Canada is a culprit in two of Paris's most spectacular asbestos messes: the 59-storey Tour Montparnasse and the University of Paris's Jussieu science campus. The Montparnasse tower, built in the 1970s under President Georges Pompidou, disfigures the Paris skyline. It's also a costly, life-threatening poison-trap.

Building owners have budgeted 110 million euros ($176 million) to clean common areas of asbestos. Condo office-owners will have to pay an extra 800,000 euros per floor ($1.3-million) to remove the 70 tons of asbestos-poisoned waste at each level. Completion? Maybe 2011. Illnesses already caused construction workers and the current 5,000 office-workers? Likely a huge long-term time-bomb.

Completed in 1972, Jussieu is one of France's top science campuses. A complex of 37 buildings near the Seine, it contains various types of asbestos, including "less-damaging" chrysotile. The 1995 Jussieu asbestos scandal terrified all France -- countless other schools had used the same toxic materials. In 2004, courts ordered compensation of about 30,000 euros each to 11 sick plaintiffs. As of 2008, 130 people using the infected buildings suffered asbestos-related illnesses: cancer, asbestosis, pleural plaques.

For almost 35 years, the Jussieu saga has excited the media. Endless reports, lawsuits, demonstrations and building closures disrupted studies. Frightened science students and professors had the choice of studying in dangerous buildings or leaving the university. Financial costs run to hundreds of millions of euros. Cost in harmed or delayed careers is incalculable, and years of cleaning-up remain.

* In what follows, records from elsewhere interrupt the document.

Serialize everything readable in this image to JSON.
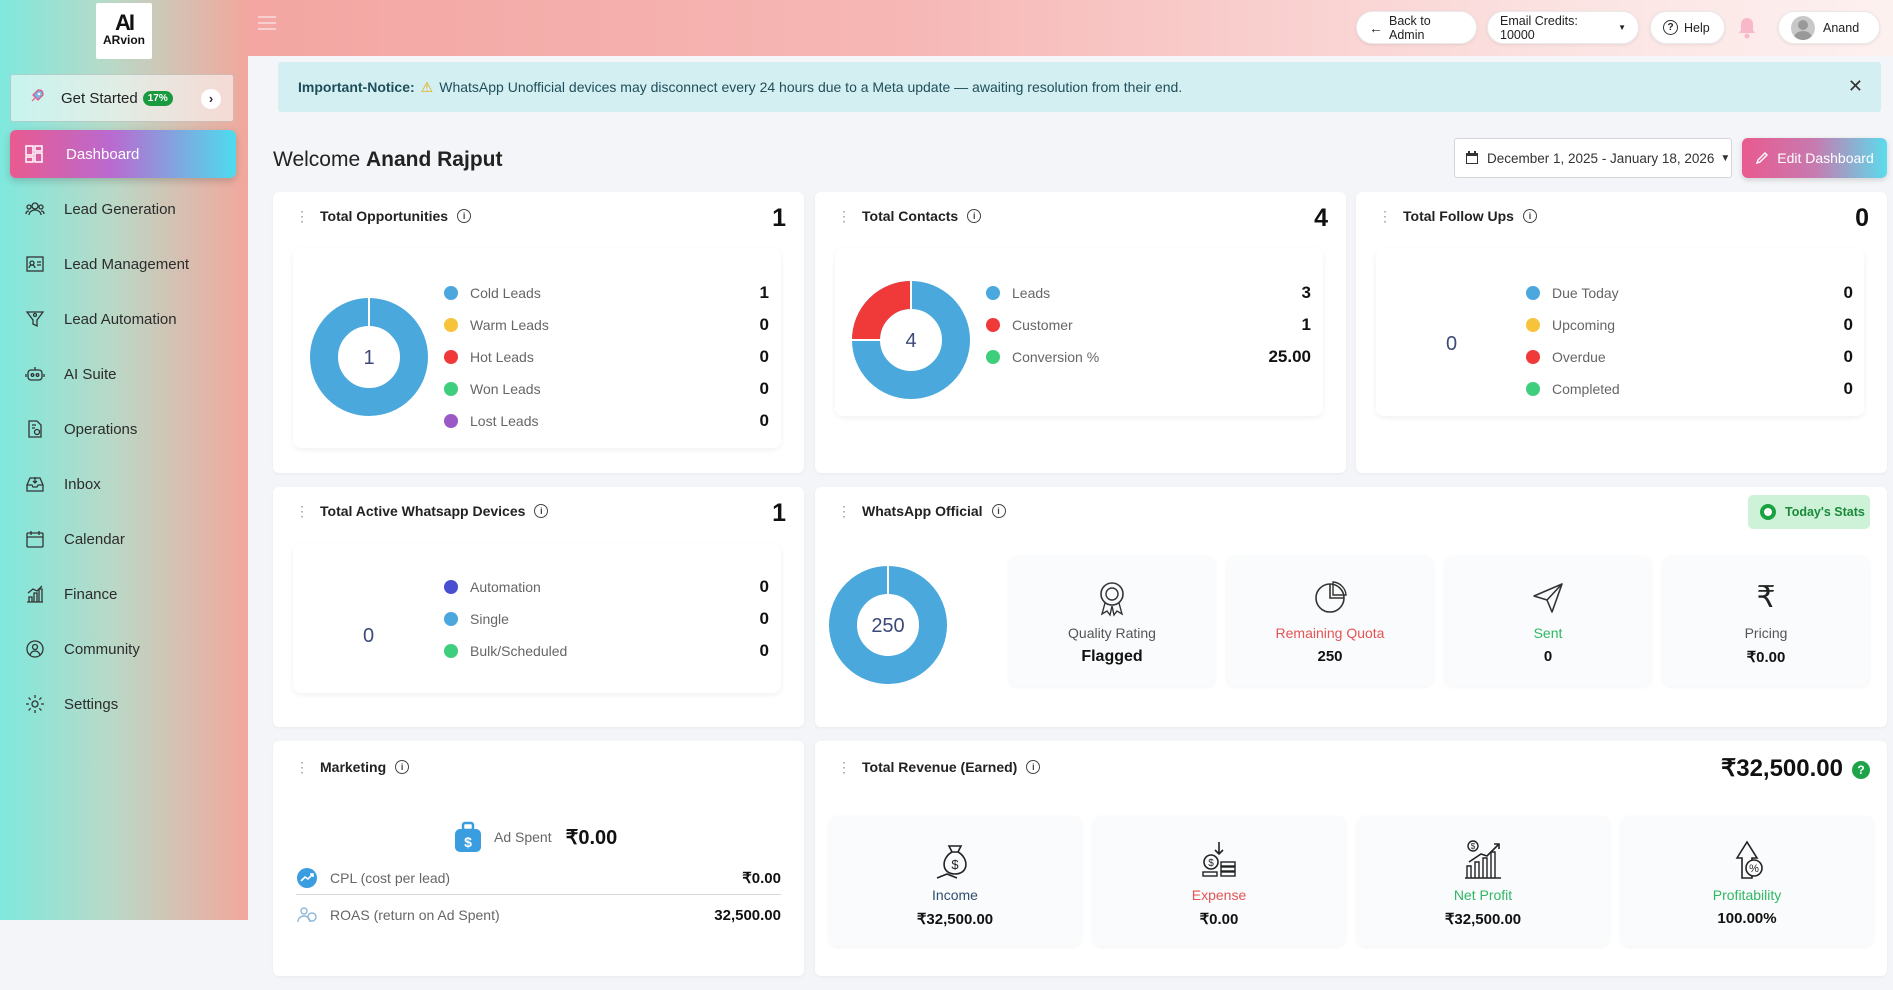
{
  "brand": {
    "logo_mark": "AI",
    "logo_name": "ARvion"
  },
  "sidebar": {
    "get_started": {
      "label": "Get Started",
      "progress_badge": "17%",
      "progress": 0.17
    },
    "active": "Dashboard",
    "items": [
      {
        "label": "Dashboard",
        "icon": "dashboard-icon"
      },
      {
        "label": "Lead Generation",
        "icon": "users-icon"
      },
      {
        "label": "Lead Management",
        "icon": "contact-card-icon"
      },
      {
        "label": "Lead Automation",
        "icon": "funnel-icon"
      },
      {
        "label": "AI Suite",
        "icon": "robot-icon"
      },
      {
        "label": "Operations",
        "icon": "document-gear-icon"
      },
      {
        "label": "Inbox",
        "icon": "inbox-icon"
      },
      {
        "label": "Calendar",
        "icon": "calendar-icon"
      },
      {
        "label": "Finance",
        "icon": "bar-chart-icon"
      },
      {
        "label": "Community",
        "icon": "globe-users-icon"
      },
      {
        "label": "Settings",
        "icon": "gear-icon"
      }
    ]
  },
  "topbar": {
    "back_label": "Back to Admin",
    "email_credits": "Email Credits: 10000",
    "help_label": "Help",
    "user_name": "Anand"
  },
  "notice": {
    "title": "Important-Notice:",
    "text": "WhatsApp Unofficial devices may disconnect every 24 hours due to a Meta update — awaiting resolution from their end."
  },
  "welcome": {
    "greeting": "Welcome",
    "name": "Anand Rajput"
  },
  "date_range": "December 1, 2025 - January 18, 2026",
  "edit_dashboard_label": "Edit Dashboard",
  "colors": {
    "blue": "#4aa8dc",
    "yellow": "#f6c33a",
    "red": "#f03a3a",
    "green": "#3ecf7c",
    "purple": "#9b59c6",
    "indigo": "#4a4ed0"
  },
  "opportunities": {
    "title": "Total Opportunities",
    "total": "1",
    "center": "1",
    "items": [
      {
        "label": "Cold Leads",
        "value": "1",
        "color": "#4aa8dc"
      },
      {
        "label": "Warm Leads",
        "value": "0",
        "color": "#f6c33a"
      },
      {
        "label": "Hot Leads",
        "value": "0",
        "color": "#f03a3a"
      },
      {
        "label": "Won Leads",
        "value": "0",
        "color": "#3ecf7c"
      },
      {
        "label": "Lost Leads",
        "value": "0",
        "color": "#9b59c6"
      }
    ]
  },
  "contacts": {
    "title": "Total Contacts",
    "total": "4",
    "center": "4",
    "items": [
      {
        "label": "Leads",
        "value": "3",
        "color": "#4aa8dc"
      },
      {
        "label": "Customer",
        "value": "1",
        "color": "#f03a3a"
      },
      {
        "label": "Conversion %",
        "value": "25.00",
        "color": "#3ecf7c"
      }
    ]
  },
  "followups": {
    "title": "Total Follow Ups",
    "total": "0",
    "center": "0",
    "items": [
      {
        "label": "Due Today",
        "value": "0",
        "color": "#4aa8dc"
      },
      {
        "label": "Upcoming",
        "value": "0",
        "color": "#f6c33a"
      },
      {
        "label": "Overdue",
        "value": "0",
        "color": "#f03a3a"
      },
      {
        "label": "Completed",
        "value": "0",
        "color": "#3ecf7c"
      }
    ]
  },
  "whatsapp_devices": {
    "title": "Total Active Whatsapp Devices",
    "total": "1",
    "center": "0",
    "items": [
      {
        "label": "Automation",
        "value": "0",
        "color": "#4a4ed0"
      },
      {
        "label": "Single",
        "value": "0",
        "color": "#4aa8dc"
      },
      {
        "label": "Bulk/Scheduled",
        "value": "0",
        "color": "#3ecf7c"
      }
    ]
  },
  "whatsapp_official": {
    "title": "WhatsApp Official",
    "todays_stats": "Today's Stats",
    "center": "250",
    "tiles": [
      {
        "label": "Quality Rating",
        "value": "Flagged",
        "color": "#555555",
        "icon": "award-icon"
      },
      {
        "label": "Remaining Quota",
        "value": "250",
        "color": "#e45454",
        "icon": "pie-chart-icon"
      },
      {
        "label": "Sent",
        "value": "0",
        "color": "#2fb864",
        "icon": "send-icon"
      },
      {
        "label": "Pricing",
        "value": "₹0.00",
        "color": "#555555",
        "icon": "rupee-icon"
      }
    ]
  },
  "marketing": {
    "title": "Marketing",
    "ad_spent_label": "Ad Spent",
    "ad_spent_value": "₹0.00",
    "cpl_label": "CPL (cost per lead)",
    "cpl_value": "₹0.00",
    "roas_label": "ROAS (return on Ad Spent)",
    "roas_value": "32,500.00"
  },
  "revenue": {
    "title": "Total Revenue (Earned)",
    "total": "₹32,500.00",
    "help": "?",
    "tiles": [
      {
        "label": "Income",
        "value": "₹32,500.00",
        "color": "#2f4f6f",
        "icon": "money-bag-icon"
      },
      {
        "label": "Expense",
        "value": "₹0.00",
        "color": "#e45454",
        "icon": "coins-expense-icon"
      },
      {
        "label": "Net Profit",
        "value": "₹32,500.00",
        "color": "#2fb864",
        "icon": "growth-chart-icon"
      },
      {
        "label": "Profitability",
        "value": "100.00%",
        "color": "#2fb864",
        "icon": "percent-house-icon"
      }
    ]
  }
}
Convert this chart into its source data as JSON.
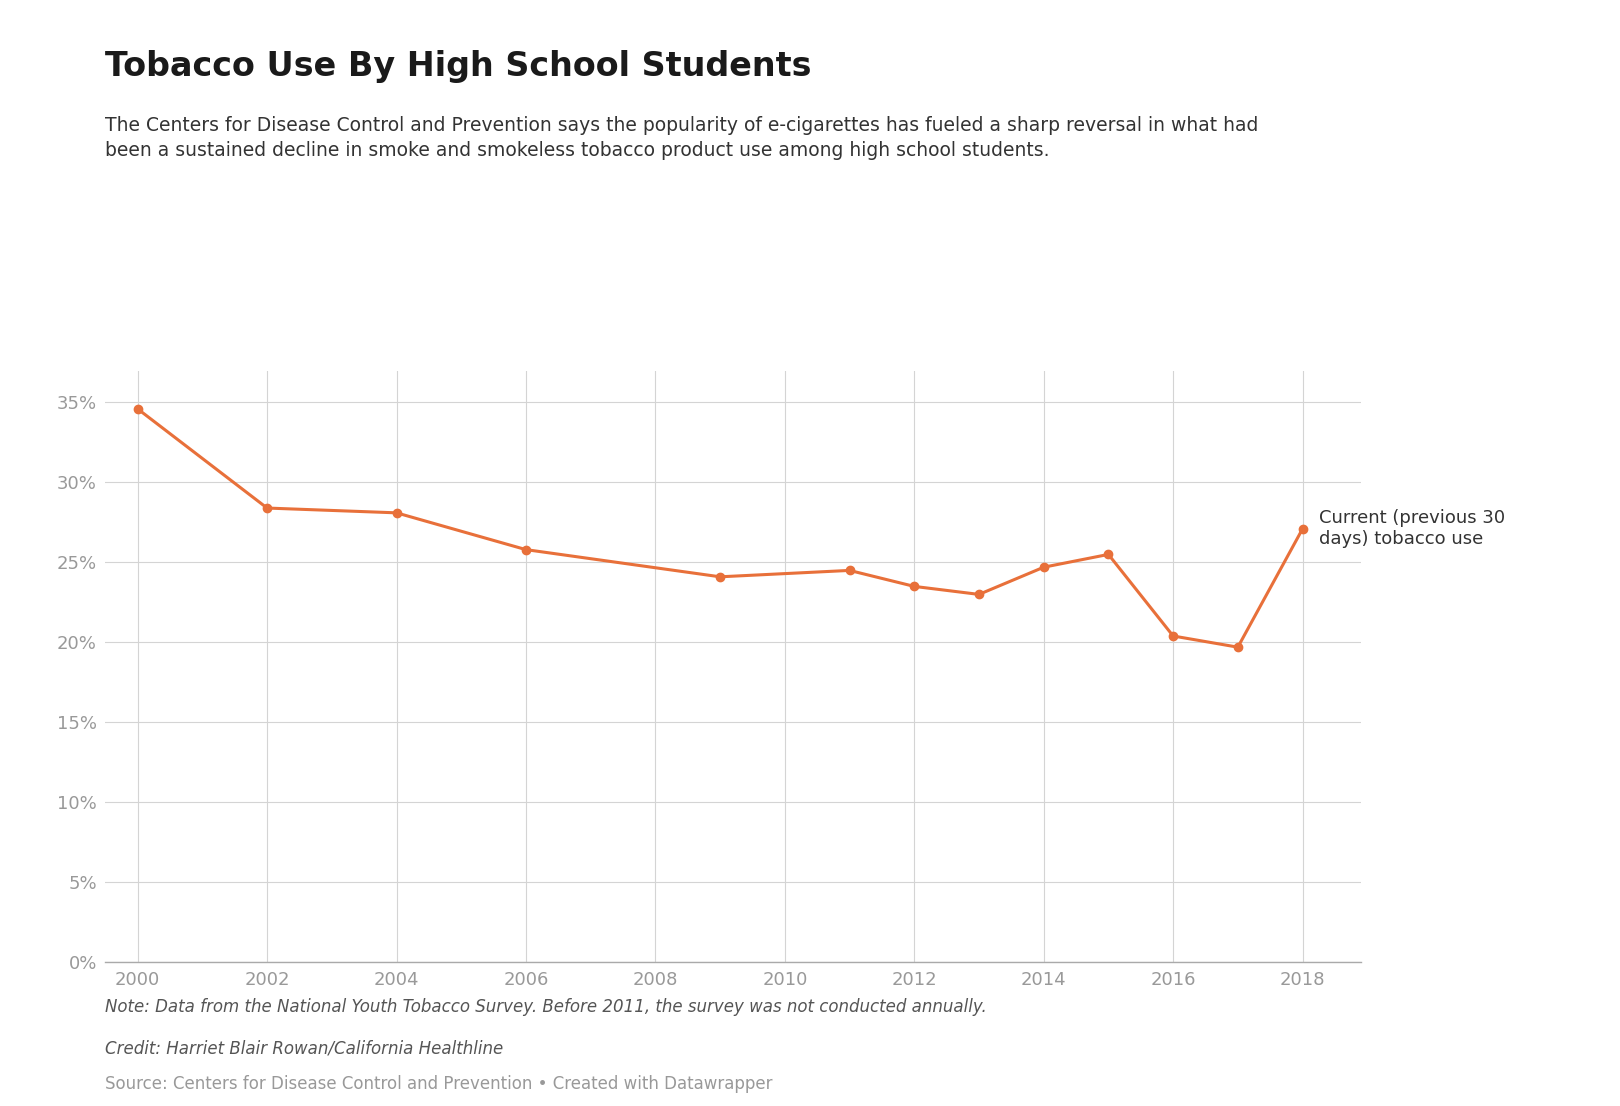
{
  "title": "Tobacco Use By High School Students",
  "subtitle": "The Centers for Disease Control and Prevention says the popularity of e-cigarettes has fueled a sharp reversal in what had\nbeen a sustained decline in smoke and smokeless tobacco product use among high school students.",
  "x_values": [
    2000,
    2002,
    2004,
    2006,
    2009,
    2011,
    2012,
    2013,
    2014,
    2015,
    2016,
    2017,
    2018
  ],
  "y_values": [
    0.346,
    0.284,
    0.281,
    0.258,
    0.241,
    0.245,
    0.235,
    0.23,
    0.247,
    0.255,
    0.204,
    0.197,
    0.271
  ],
  "line_color": "#e8703a",
  "marker_color": "#e8703a",
  "marker_size": 6,
  "line_width": 2.2,
  "xlim": [
    1999.5,
    2018.9
  ],
  "ylim": [
    0,
    0.37
  ],
  "yticks": [
    0,
    0.05,
    0.1,
    0.15,
    0.2,
    0.25,
    0.3,
    0.35
  ],
  "ytick_labels": [
    "0%",
    "5%",
    "10%",
    "15%",
    "20%",
    "25%",
    "30%",
    "35%"
  ],
  "xticks": [
    2000,
    2002,
    2004,
    2006,
    2008,
    2010,
    2012,
    2014,
    2016,
    2018
  ],
  "xtick_labels": [
    "2000",
    "2002",
    "2004",
    "2006",
    "2008",
    "2010",
    "2012",
    "2014",
    "2016",
    "2018"
  ],
  "legend_label": "Current (previous 30\ndays) tobacco use",
  "note_text": "Note: Data from the National Youth Tobacco Survey. Before 2011, the survey was not conducted annually.",
  "credit_text": "Credit: Harriet Blair Rowan/California Healthline",
  "source_text": "Source: Centers for Disease Control and Prevention • Created with Datawrapper",
  "background_color": "#ffffff",
  "grid_color": "#d4d4d4",
  "tick_color": "#999999",
  "title_color": "#1a1a1a",
  "subtitle_color": "#333333",
  "note_color": "#555555",
  "source_color": "#999999"
}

How is Canada involved? As an exporter of chrysotile asbestos. Reflecting Quebec political pressures, our diplomatic and trade officials push the pro-asbestos case aggressively. Canada's government, especially today's Tories, blocks chrysotile-doubting science reports. It paralyzes international efforts such as the 2004 Rotterdam Convention, which demands fair warnings on toxic-chemical exports. Ottawa even co-funds the industry lobby -- the speciously "scientific" Chrysotile Institute, which recently launched a libel suit against a victims' group.

The latest report scaring the government was ordered by Canada's federal Health Minister Tony Clement earlier this year. It may again cast doubt on the safety of chrysotile asbestos. But the Harper government, handmaiden of the asbestos industry and craving Quebec votes, refuses to release it. Will it be suppressed, or merely censored?

The Quebec government, eager to protect a piddling "almost 550" asbestos jobs, presses Ottawa to find (ill-informed) foreign markets to replace all-too-aware domestic ones. Strategy: sell the lethal stuff to desperate-to-develop Third World nations where worker protection is weak.

Health Canada -- did George Orwell invent that name? -- peddles acrobatic reassurances to convince the public that a little cancer is not really so bad. It insists: "If asbestos fibres are enclosed or tightly bound in a product ... there are no significant health risks. Asbestos poses health risks only when fibres are present in the air that people breathe."

But bindings come loose or break with nobody knowing. And when workers renovate or tear down a wall, siding or house, the death-dealing fibres escape -- harming workers and anybody nearby.

Health Canada also argues there are two kinds of asbestos -- the really awful kind (amphibole asbestos) and the just-a-little-awful kind (chrysotile asbestos). The department charged with protecting Canadians' health offers this lyrical endorsement of the less awful kind: "It is generally accepted that chrysotile asbestos is less potent and does less damage to the lungs than the amphiboles." Less potent? Less damage? Not harmless, not "safe?"

Canada's pro-asbestos policy is cynical, hypocritical, shameful and indefensible. Deliberately tricking impoverished nations by sabotaging fair warnings, it betrays Canadian values as a decent, environment-friendly country.

Does Stephen Harper have the integrity to stop fooling poor nations about our still-risky asbestos? Let the separatist Bloc Québécois cry "anti-Quebec." Harper could play hard ball: He could call them "the cancer party."

 

Keith Spicer is a former Citizen editor who lives and writes in Paris.